The new LP by Diatribes is explicitly intended as a direct continuation of the ideas on Great Stone / Blood Dunza, which we noted in 2015, and which was an experimental, minimalist take on dub music, specifically the work of King Tubby. Now on Echoes & Sirens (AUSSENRAUM RECORDS AR-LP-011), released on the same label and with a similar abstract cover, the duo of Cyril Bondi and d’incise have expanded the project to include bassist Raphael Oris, and a four-piece of horn players – including French player Bertrand Denzler on the tenor sax, himself a very extreme composer and improviser in minimal modes.

In pursuit of their conceptual aim, this LP refers directly to sound systems, especially that of Jah Shaka – a famed roots-reggae sound system owner-operator who’s been doing it in SE London since the late 1970s. Accordingly we are presented with four formal compositions representing the heyday of dub culture from the early 1980s, tagged with suitable titles such as ‘Dub Fire will be Burning’ and ‘Don’t Trouble I (Oh No)’; the aim is to take all the constituent parts of a dub sound system (bass, vocals, horns, rhythms, delay, reverb), break them down in an analytical manner, and replay them in these very abstract, experimental forms. Even the sound of the party crowd, rescued from actual Jah Shaka dub parties, has been captured and replayed here as samples, emanating in patchy bursts from the electronic set-up of d’incise. The plan is that we gain “new auditory perspectives” from these stripped-down, re-assembled versions of dub.

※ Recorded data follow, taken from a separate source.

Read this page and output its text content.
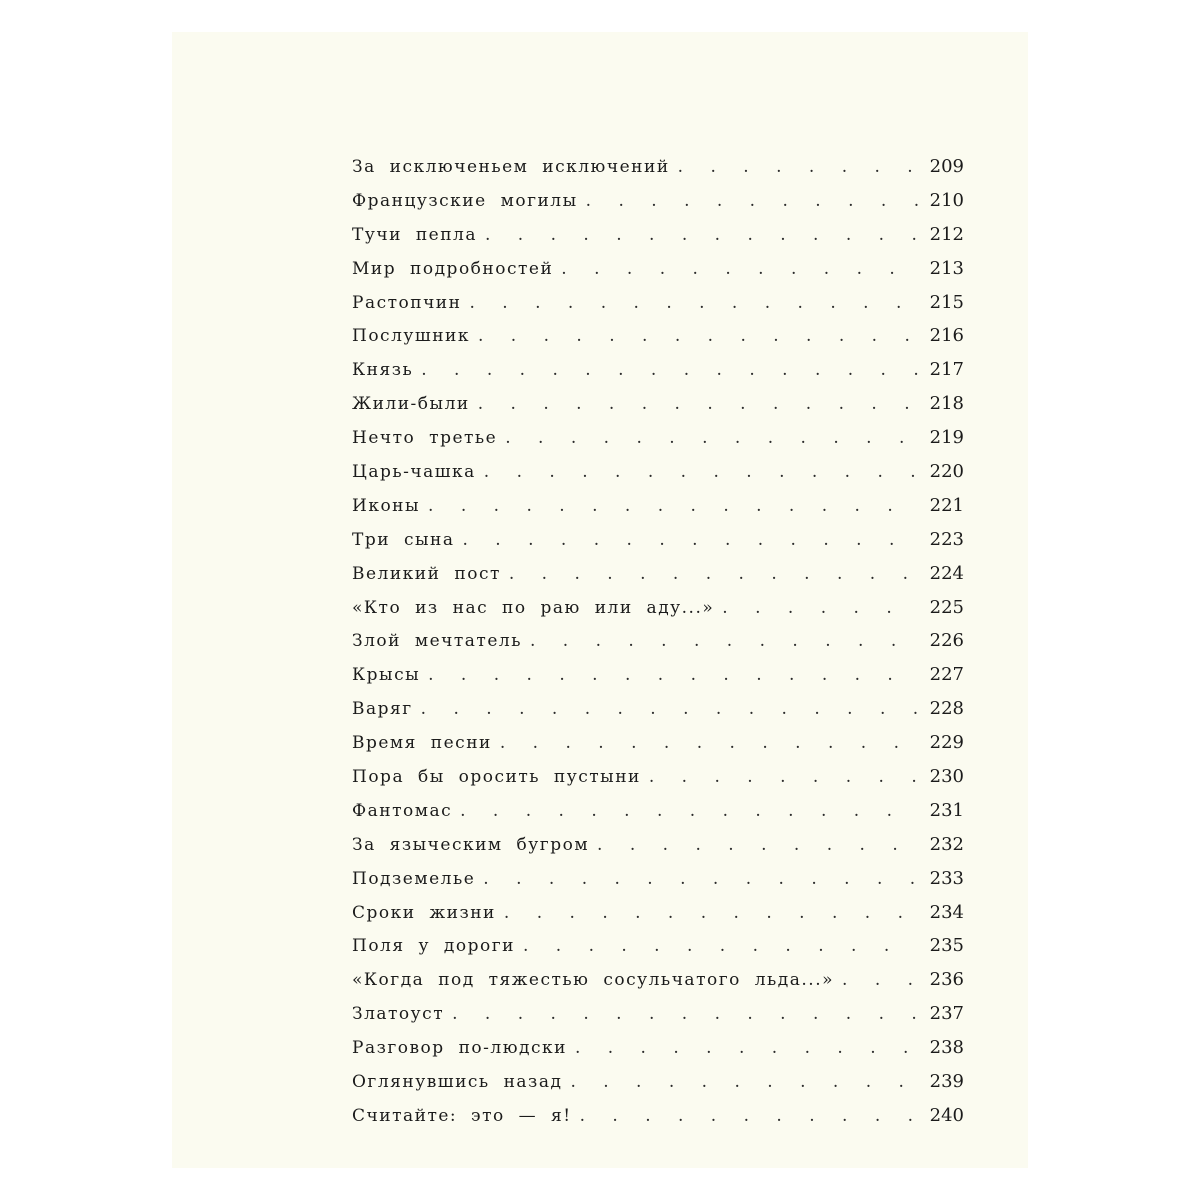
За исключеньем исключений . . .	209
Французские могилы . . .	210
Тучи пепла . . .	212
Мир подробностей . . .	213
Растопчин . . .	215
Послушник . . .	216
Князь . . .	217
Жили-были . . .	218
Нечто третье . . .	219
Царь-чашка . . .	220
Иконы . . .	221
Три сына . . .	223
Великий пост . . .	224
«Кто из нас по раю или аду...» . . .	225
Злой мечтатель . . .	226
Крысы . . .	227
Варяг . . .	228
Время песни . . .	229
Пора бы оросить пустыни . . .	230
Фантомас . . .	231
За языческим бугром . . .	232
Подземелье . . .	233
Сроки жизни . . .	234
Поля у дороги . . .	235
«Когда под тяжестью сосульчатого льда...» . . .	236
Златоуст . . .	237
Разговор по-людски . . .	238
Оглянувшись назад . . .	239
Считайте: это — я! . . .	240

It’s a very strange listen; I would call it diagrammatic music, as though the idea of music had been rebuilt in schematic form, by aliens visiting planet Earth who had nothing else to work with as a blueprint except for a few moments from Lee Perry’s ‘Vampire’, which survived on a broken seven-inch. Unlike real dub, there’s not enough bass, the drums are determined to be as minimalistic as possible, the horn section appear to be using charts written by Tony Conrad, and nobody really swings or lilts. Melodies are sketched-in, suggested. Most frustrating of all is the way that no piece really gets started, since the rules of the analytical game they’re playing apparently demand continual pauses for self-examination. Even the promised “earthquake-like” qualities of Shaka’s sound system are not delivered by the weedy, timid sound (though the bass player is trying his best).

However, none of these reservations may matter a jot, as this is not intended to be mistaken for dub music or experimental music; I think the process that’s relevant is the structure of each piece, and the way the players explore tensions and silences within it. On the other hand, I suspect if you’d tried saying something like this to Jah Shaka, the chances are he’d have laughed you all the way from Brixton to Islington. From 10th December 2018.